Recombinant OPCML (r-OPCML) inhibits tumour growth in vitro and in vivo Purified recombinant human OPCML domain 1-3 protein (r-OPCML) (FIG. 8) was produced from the bacterial expression vector (pHis-Trx) subcloned with domains 1-3 of OPCML, excluding the signal peptide and GPI anchor sequences (FIG. 8A). Addition of r-OPCML protein to growth media demonstrated a specific, dose-dependent inhibition of cell growth in OPCML non-expressing SKOV-3 ovarian cancer cells, without affecting normal ovarian surface epithelial cells, OSE-C2 (FIG. 20A). We have confirmed that r-OPCML profoundly inhibited cell growth in 6 of 7 additional OPCML non-expressing epithelial ovarian cancer cell lines; 2 of 2 breast HER2-positive and negative cells; and 5 of 5 lung cancer cell lines (FIG. 20B). To determine the mechanism of this pharmacological growth inhibition we performed Annexin V FACS apoptosis assay in SKOV-3 and A2780 demonstrating evidence of early apoptosis induced by r-OPCML at 2-6 hours post exposure depending on cell line (FIG. 20C). We then performed caspase-glo apoptosis assays across a concentration range in SKOV-3 and A2780 ovarian cancer cells and demonstrated that r-OPCML induces apoptosis in both these cell lines in a dose dependent fashion, demonstrating the underlying mechanism of the observed growth inhibition (FIGS. 20D&E). Immunoblotting confirmed that addition of r-OPCML protein to media potently downregulated the same spectrum of RTKs as seen by transfecting OPCML into cancer cells, as well as abrogating pERK and pAKT in both SKOV-3 and A2780 (FIG. 21). This suggests that pharmacological use of extracellular unanchored r-OPCML utilises the same mechanism of action as transfection induced intracellular re-expression of the normal GPI-anchored, glycosylated, OPCML protein. These data were confirmed by IFM for HER2 in SKOV-3, closely mirroring stable transfection of the normal protein in the same cell line (see, FIG. 9).

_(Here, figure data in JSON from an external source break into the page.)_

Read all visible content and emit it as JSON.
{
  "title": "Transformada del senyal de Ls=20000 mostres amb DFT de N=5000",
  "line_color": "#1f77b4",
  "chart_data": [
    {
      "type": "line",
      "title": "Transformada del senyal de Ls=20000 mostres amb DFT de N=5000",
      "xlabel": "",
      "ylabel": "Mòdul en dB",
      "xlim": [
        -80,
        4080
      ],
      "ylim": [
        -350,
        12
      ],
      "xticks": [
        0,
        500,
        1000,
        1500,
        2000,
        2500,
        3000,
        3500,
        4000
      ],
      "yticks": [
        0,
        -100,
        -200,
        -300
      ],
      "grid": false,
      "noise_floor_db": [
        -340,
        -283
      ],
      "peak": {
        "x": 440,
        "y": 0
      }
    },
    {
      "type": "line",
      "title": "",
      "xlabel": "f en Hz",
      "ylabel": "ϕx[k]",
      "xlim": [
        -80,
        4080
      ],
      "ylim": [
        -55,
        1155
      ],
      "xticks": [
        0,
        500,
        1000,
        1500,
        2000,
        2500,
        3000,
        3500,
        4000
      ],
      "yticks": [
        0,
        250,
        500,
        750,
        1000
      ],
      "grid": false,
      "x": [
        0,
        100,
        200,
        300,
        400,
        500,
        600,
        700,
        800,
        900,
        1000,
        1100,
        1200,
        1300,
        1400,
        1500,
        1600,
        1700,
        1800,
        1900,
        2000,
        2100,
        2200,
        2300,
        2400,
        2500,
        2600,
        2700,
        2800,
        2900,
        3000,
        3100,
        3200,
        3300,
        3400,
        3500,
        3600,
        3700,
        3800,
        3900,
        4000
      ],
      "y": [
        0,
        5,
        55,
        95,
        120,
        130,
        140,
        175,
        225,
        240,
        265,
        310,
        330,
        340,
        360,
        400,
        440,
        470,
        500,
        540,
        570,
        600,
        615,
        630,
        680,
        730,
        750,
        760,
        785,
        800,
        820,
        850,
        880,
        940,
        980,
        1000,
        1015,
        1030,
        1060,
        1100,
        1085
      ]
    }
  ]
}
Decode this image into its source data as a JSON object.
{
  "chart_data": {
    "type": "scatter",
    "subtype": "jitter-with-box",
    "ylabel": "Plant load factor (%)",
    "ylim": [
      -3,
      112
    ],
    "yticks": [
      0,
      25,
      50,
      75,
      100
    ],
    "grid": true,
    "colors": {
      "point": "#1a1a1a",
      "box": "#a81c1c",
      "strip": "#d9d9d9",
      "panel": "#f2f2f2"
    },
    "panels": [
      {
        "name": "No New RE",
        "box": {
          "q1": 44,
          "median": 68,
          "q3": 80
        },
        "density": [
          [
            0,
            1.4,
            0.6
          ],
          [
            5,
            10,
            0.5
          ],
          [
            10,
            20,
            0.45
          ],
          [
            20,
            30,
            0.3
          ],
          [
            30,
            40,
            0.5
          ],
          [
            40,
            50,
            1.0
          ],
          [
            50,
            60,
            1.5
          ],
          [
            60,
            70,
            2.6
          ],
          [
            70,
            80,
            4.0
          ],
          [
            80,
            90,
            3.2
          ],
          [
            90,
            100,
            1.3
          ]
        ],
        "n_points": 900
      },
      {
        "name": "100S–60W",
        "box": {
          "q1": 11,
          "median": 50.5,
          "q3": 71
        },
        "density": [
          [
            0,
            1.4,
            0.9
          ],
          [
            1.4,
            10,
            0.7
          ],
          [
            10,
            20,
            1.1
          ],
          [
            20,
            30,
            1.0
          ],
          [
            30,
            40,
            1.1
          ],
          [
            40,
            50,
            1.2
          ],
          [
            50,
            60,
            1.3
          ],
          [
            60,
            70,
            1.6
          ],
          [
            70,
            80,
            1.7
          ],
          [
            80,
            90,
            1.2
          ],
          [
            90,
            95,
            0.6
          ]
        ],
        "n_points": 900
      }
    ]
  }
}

In view of these in-vitro findings, we proceeded to determine whether r-OPCML protein had potential and relevance as an in-vivo tumour suppressor therapy. Mice with either SKOV-3 or A2780 cancer cells injected intraperitoneally (IP), after tumour establishment, received twice-weekly IP injections of either 1 ml (10 μM) bovine serum albumin (BSA) or 1 ml (10 μM) r-OPCML. The experiment was terminated after 3 weeks due to obvious extensive IP tumour growth and deteriorating condition of BSA-treated control animals whereas r-OPCML treated mice remained well (FIG. 22A). r-OPCML significantly and profoundly suppressed both IP tumour growth and ascites formation in-vivo in both IP models (FIG. 22B-D), and in A2780 tumour bearing mice, profoundly inhibited the number of IP peritoneal deposits compared with BSA control (FIG. 22E). Western blotting of SKOV3 IP tumour recovered from BSA treated and r-OPCML treated animals clearly demonstrated the same spectrum of RTKs inhibited as predicted from the in-vitro analysis (FIG. 22F).